Irene
no era capaz de discernir el por qué esa mañana se encontraba tan
pletórica. Su trabajo no le resultó atractivo en su momento, pero
de aquello hacía varios años y ahora realmente se encontraba a
gusto en él. Precisamente, por ese optimismo en el trabajo realizado
a su primera cliente, consiguió un maquillaje de película. Eso
pensaba ella, a tenor de la cara de satisfacción que mostraba. Con
eso le bastaba. Un aliciente necesario para continuar, que siempre es
bueno que se lo hagan saber a una. Ya podía decírselo su jefe, ya.

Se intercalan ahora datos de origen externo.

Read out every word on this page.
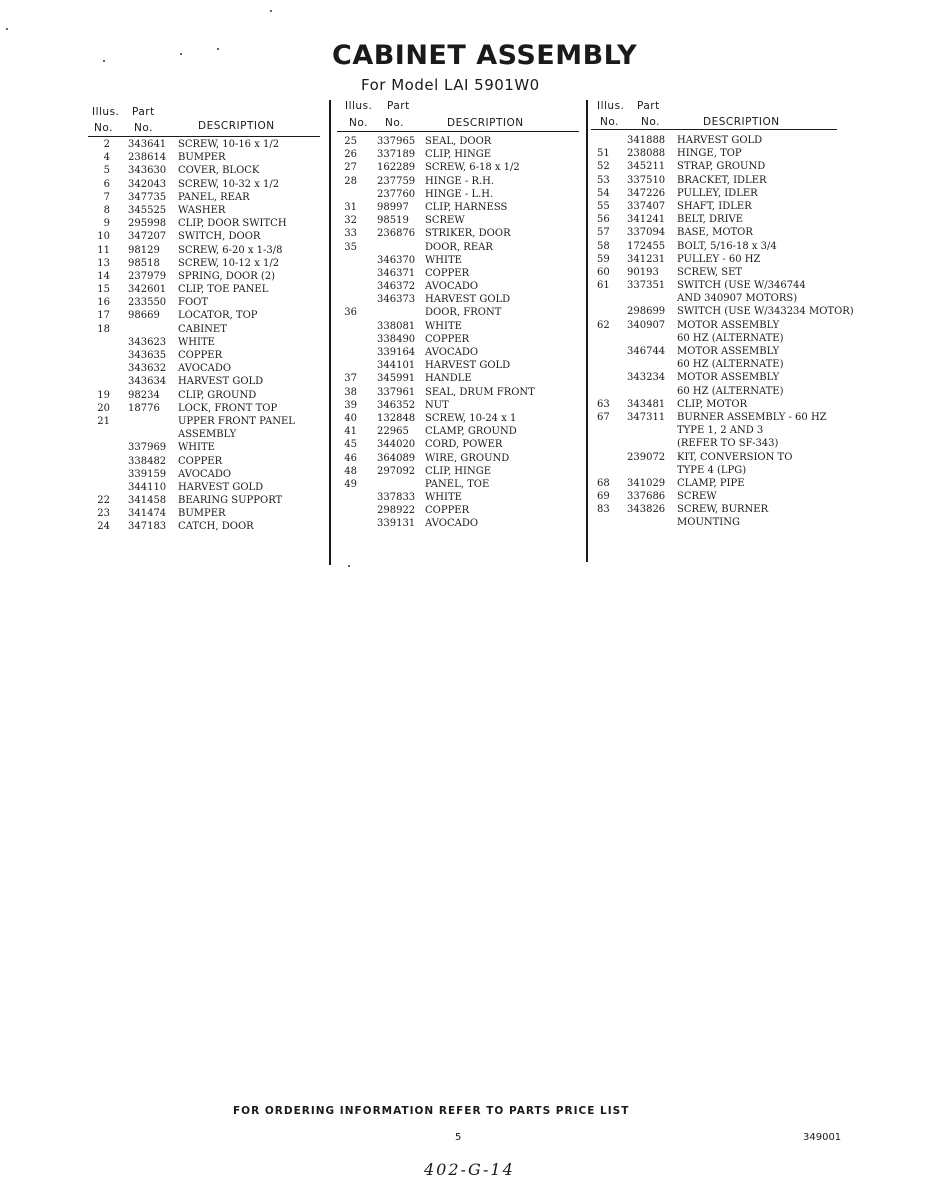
CABINET ASSEMBLY
For Model LAI 5901W0
Illus. Part
No. No.	DESCRIPTION
2 343641 SCREW, 10-16 x 1/2
4 238614 BUMPER
5 343630 COVER, BLOCK
6 342043 SCREW, 10-32 x 1/2
7 347735 PANEL, REAR
8 345525 WASHER
9 295998 CLIP, DOOR SWITCH
10 347207 SWITCH, DOOR
11 98129 SCREW, 6-20 x 1-3/8
13 98518 SCREW, 10-12 x 1/2
14 237979 SPRING, DOOR (2)
15 342601 CLIP, TOE PANEL
16 233550 FOOT
17 98669 LOCATOR, TOP
18	CABINET
343623 WHITE
343635 COPPER
343632 AVOCADO
343634 HARVEST GOLD
19 98234 CLIP, GROUND
20 18776 LOCK, FRONT TOP
21	UPPER FRONT PANEL
ASSEMBLY
337969 WHITE
338482 COPPER
339159 AVOCADO
344110 HARVEST GOLD
22 341458 BEARING SUPPORT
23 341474 BUMPER
24 347183 CATCH, DOOR
Illus. Part
No. No.	DESCRIPTION
25 337965 SEAL, DOOR
26 337189 CLIP, HINGE
27 162289 SCREW, 6-18 x 1/2
28 237759 HINGE - R.H.
237760 HINGE - L.H.
31 98997 CLIP, HARNESS
32 98519 SCREW
33 236876 STRIKER, DOOR
35	DOOR, REAR
346370 WHITE
346371 COPPER
346372 AVOCADO
346373 HARVEST GOLD
36	DOOR, FRONT
338081 WHITE
338490 COPPER
339164 AVOCADO
344101 HARVEST GOLD
37 345991 HANDLE
38 337961 SEAL, DRUM FRONT
39 346352 NUT
40 132848 SCREW, 10-24 x 1
41 22965 CLAMP, GROUND
45 344020 CORD, POWER
46 364089 WIRE, GROUND
48 297092 CLIP, HINGE
49	PANEL, TOE
337833 WHITE
298922 COPPER
339131 AVOCADO
Illus. Part
No. No.	DESCRIPTION
341888 HARVEST GOLD
51 238088 HINGE, TOP
52 345211 STRAP, GROUND
53 337510 BRACKET, IDLER
54 347226 PULLEY, IDLER
55 337407 SHAFT, IDLER
56 341241 BELT, DRIVE
57 337094 BASE, MOTOR
58 172455 BOLT, 5/16-18 x 3/4
59 341231 PULLEY - 60 HZ
60 90193 SCREW, SET
61 337351 SWITCH (USE W/346744
AND 340907 MOTORS)
298699 SWITCH (USE W/343234 MOTOR)
62 340907 MOTOR ASSEMBLY
60 HZ (ALTERNATE)
346744 MOTOR ASSEMBLY
60 HZ (ALTERNATE)
343234 MOTOR ASSEMBLY
60 HZ (ALTERNATE)
63 343481 CLIP, MOTOR
67 347311 BURNER ASSEMBLY - 60 HZ
TYPE 1, 2 AND 3
(REFER TO SF-343)
239072 KIT, CONVERSION TO
TYPE 4 (LPG)
68 341029 CLAMP, PIPE
69 337686 SCREW
83 343826 SCREW, BURNER
MOUNTING
FOR ORDERING INFORMATION REFER TO PARTS PRICE LIST
5	349001
402-G-14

No importa. Algún día terminaría reconociéndolo.
No
había empleado más allá de unos 45 minutos, aunque si uno se
fijaba bien el trabajo resultaba bastante laborioso y especializado.
Conseguir, con ese maquillaje ligeramente rosado en torno a los ojos,
disimular esas incómodas bolsas, o lograr ese acabado perfecto en la
pintura de los labios, entre otros, solo podía ser realizado por una
profesional como ella. Porque así se consideraba, y si no que
alguien le explicara cómo pudo mantenerse en esa profesión durante
tantos años.
Pasó
al otro cuarto. Allí le esperaba otra cliente; hoy parece que todo
eran mujeres. Se puso manos a la obra. Ella conocía muy bien su
oficio. No era necesario que nadie le explicara lo que debía hacer o
como tenía que hacerlo. Por algo casi siempre era ella la elegida
para hacer los trabajos. Pero ahora allí se encontraba su jefe que,
por alguna extraña razón que no se atrevería a preguntar, quería
supervisar su labor. Lo primero que se le pasó por la imaginación
fue que, tal vez, hubiese cometido algún error que solo él pudo
percibir y no quiso decírselo antes.
Un
escueto y educado saludo se cruzaron. Siempre fue así, y a Irene
esto la molestaba. Alguna vez podría preguntarle algo, por ejemplo,
sobre su vida privada, y no porque ella pensara, ingenuamente, que
mostrase algún interés por su persona. Sencillamente porque fuera
un poco más humano, solo por el ambiente en que tenían que pasar
tantas horas.
Irene
preparó todo lo necesario con la debida agilidad y eficiencia, sin
importarle lo más mínimo que su jefe la mirara, que visara hasta el
más mínimo detalle, porque estaba muy segura de sí misma. Realizó
su labor sin ninguna observación o reparo, lo cual la tranquilizó.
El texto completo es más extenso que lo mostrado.